Можно было и не думать больше о разговоре с поручиком Люберовым, если бы не тетушка, а особливо Клеопатра. Варвара Петровна вцепилась в Матвея и стала трясти: как же он посмел об отцовском завещании ей не рассказать? А Клеопатра пела другую песню: ах, как благороден господин Люберов, как он учтив, вежлив, красив!
– Матвей, его послала нам судьба. Ты должен непременно привести его в наш дом. Он сам обещал зайти, но он застенчив. Гордые люди всегда застенчивы.
– Ты веришь, что он вернет нам деньги? – напрямик спросил Матвей.
– Не в этом дело! Порыв его благороден. Он говорил, что напишет на высочайшее имя. Сейчас он не может это сделать ввиду опасности его положения.
«Да враки все это!» – хотелось крикнуть Матвею, хорошо, что не крикнул. Клеопатра бы обиделась, а главное, это было бы несправедливо. У Люберова, конечно, козырек набок, но обманщиком его не назовешь. Родовая честь, скажите пожалуйста! Да кто об этих вещах сейчас помнит? Великий Петр все семьи переплавил в своем тигле. Тот родовит и знатен, у кого денег в мошне больше. А этот Люберов аж зубами от благородной заботы скрипит. Но не трус, сразу видно.
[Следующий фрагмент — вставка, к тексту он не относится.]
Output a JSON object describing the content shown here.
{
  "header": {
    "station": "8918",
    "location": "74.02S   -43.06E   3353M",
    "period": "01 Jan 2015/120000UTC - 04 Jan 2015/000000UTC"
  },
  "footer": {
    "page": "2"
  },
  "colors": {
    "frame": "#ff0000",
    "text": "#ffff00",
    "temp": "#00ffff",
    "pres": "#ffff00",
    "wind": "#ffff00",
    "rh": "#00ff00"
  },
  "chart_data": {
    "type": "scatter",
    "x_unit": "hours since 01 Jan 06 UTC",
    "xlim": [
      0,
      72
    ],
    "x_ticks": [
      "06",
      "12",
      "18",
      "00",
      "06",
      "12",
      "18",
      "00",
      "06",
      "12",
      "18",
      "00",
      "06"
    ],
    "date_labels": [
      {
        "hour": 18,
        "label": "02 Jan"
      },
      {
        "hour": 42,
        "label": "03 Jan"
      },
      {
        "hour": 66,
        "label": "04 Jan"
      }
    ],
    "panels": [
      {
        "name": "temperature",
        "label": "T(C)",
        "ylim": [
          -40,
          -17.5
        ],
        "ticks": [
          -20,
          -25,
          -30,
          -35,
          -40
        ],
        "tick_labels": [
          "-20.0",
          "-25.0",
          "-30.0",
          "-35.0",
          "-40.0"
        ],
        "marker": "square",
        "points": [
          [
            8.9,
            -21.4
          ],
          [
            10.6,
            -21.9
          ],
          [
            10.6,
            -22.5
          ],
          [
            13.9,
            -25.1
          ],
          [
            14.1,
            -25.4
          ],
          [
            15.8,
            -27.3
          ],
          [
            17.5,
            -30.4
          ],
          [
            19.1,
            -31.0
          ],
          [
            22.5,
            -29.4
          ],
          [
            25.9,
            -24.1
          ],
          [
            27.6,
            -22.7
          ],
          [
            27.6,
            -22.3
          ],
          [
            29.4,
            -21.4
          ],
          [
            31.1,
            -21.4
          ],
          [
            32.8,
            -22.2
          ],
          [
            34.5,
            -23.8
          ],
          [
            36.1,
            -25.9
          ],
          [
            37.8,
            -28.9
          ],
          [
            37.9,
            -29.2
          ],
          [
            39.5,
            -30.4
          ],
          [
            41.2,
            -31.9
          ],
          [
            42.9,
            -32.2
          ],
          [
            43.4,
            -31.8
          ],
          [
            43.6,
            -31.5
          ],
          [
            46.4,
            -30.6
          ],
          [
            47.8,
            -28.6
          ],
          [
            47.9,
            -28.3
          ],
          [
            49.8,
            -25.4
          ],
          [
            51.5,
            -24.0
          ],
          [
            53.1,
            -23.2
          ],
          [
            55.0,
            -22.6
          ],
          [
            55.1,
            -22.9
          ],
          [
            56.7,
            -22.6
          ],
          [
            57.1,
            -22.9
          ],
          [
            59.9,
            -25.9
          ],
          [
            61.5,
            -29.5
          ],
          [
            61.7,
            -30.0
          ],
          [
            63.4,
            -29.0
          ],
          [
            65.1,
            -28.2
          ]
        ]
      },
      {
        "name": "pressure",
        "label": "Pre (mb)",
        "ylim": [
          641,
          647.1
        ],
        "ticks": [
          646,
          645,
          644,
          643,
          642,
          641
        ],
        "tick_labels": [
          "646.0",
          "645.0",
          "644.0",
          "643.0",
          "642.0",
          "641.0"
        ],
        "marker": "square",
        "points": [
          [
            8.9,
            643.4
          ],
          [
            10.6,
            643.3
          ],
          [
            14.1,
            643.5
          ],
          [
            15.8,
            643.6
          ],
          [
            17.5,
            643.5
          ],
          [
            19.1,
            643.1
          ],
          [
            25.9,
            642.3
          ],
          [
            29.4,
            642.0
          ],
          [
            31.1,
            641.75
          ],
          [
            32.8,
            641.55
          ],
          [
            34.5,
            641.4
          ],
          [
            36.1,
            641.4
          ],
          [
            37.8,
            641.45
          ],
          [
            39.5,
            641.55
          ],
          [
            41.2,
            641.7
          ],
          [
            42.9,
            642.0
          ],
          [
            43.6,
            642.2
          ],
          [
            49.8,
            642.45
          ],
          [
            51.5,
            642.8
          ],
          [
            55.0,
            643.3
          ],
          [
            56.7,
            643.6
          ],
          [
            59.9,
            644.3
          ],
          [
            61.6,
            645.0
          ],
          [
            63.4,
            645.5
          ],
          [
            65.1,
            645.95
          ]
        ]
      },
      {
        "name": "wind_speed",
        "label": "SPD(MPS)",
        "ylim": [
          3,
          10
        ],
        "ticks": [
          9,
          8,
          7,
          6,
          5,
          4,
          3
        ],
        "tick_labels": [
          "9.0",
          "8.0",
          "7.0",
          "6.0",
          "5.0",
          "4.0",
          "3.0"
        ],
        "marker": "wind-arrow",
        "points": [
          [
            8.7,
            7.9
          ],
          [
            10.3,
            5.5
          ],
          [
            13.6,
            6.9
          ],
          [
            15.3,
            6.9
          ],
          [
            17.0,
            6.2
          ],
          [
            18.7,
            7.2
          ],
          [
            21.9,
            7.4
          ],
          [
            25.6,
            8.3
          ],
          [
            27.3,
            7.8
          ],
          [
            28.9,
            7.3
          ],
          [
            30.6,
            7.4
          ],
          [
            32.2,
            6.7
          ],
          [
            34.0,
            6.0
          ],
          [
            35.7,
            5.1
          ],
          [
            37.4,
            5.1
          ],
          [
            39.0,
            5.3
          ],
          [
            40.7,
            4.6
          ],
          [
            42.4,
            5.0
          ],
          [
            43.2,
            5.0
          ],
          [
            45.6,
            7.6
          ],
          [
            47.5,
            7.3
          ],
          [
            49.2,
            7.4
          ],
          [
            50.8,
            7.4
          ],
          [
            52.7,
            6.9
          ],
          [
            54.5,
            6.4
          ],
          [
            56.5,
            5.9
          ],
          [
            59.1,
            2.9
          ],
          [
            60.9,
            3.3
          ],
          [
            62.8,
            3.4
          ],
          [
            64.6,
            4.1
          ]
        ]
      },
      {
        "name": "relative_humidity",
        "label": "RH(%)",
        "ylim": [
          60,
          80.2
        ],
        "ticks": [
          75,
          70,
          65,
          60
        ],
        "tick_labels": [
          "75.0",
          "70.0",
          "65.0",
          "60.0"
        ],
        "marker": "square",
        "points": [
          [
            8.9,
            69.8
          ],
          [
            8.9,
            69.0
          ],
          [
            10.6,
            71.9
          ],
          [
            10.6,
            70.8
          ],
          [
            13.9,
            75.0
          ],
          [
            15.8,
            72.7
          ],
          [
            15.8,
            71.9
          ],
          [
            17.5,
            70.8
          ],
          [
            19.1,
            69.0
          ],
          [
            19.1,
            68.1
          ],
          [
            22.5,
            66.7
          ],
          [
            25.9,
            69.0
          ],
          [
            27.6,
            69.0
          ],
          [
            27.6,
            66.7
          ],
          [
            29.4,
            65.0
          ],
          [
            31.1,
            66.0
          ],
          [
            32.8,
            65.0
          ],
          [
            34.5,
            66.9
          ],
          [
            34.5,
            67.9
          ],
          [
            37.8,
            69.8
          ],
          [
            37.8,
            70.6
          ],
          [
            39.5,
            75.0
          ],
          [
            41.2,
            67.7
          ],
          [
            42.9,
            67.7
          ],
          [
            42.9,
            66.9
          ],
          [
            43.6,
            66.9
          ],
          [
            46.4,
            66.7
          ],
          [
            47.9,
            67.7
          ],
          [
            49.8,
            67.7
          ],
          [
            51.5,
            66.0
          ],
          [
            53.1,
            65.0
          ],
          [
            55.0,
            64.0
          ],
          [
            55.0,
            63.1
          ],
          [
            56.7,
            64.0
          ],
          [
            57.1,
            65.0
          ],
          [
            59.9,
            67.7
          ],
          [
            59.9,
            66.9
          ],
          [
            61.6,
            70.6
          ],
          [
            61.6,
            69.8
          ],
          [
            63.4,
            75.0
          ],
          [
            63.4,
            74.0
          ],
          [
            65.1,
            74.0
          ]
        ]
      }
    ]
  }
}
Еще день прошел, но строптивый поручик все не выходил у Матвея из головы. А потом вдруг он решился, попросил у тетушки карету, мол, поеду, потолкую еще раз с вашим драгоценным Люберовым. Варвара Петровна дала карету без слов, Клеопатра, блестя глазами и нервно шмыгая носом, проводила брата до дверей и вручила огромную корзину со снедью и выпивкой: чтоб вам приятнее беседовалось!
Мотались они с кучером долго, но требуемый флигелек нашли. Весна совершенно преобразила окружающий ландшафт. То, что было нолем, превратилось в болото. На сухих прогалинах пышно цвели одуванчики. Парк за раскрашенными воротами покрылся первой листвой на березах, куда ни кинь взгляд – всюду медуницы, майские цветки.
По счастью, Родион оказался дома. Флигелек был прибран. Приняли Матвея в большой светлой горнице в пять окон: три на длинной стене и два по торцу. Мебель простая, столярная, но стол дубовый, знатной работы, и стулья обиты кожей вполне приличной.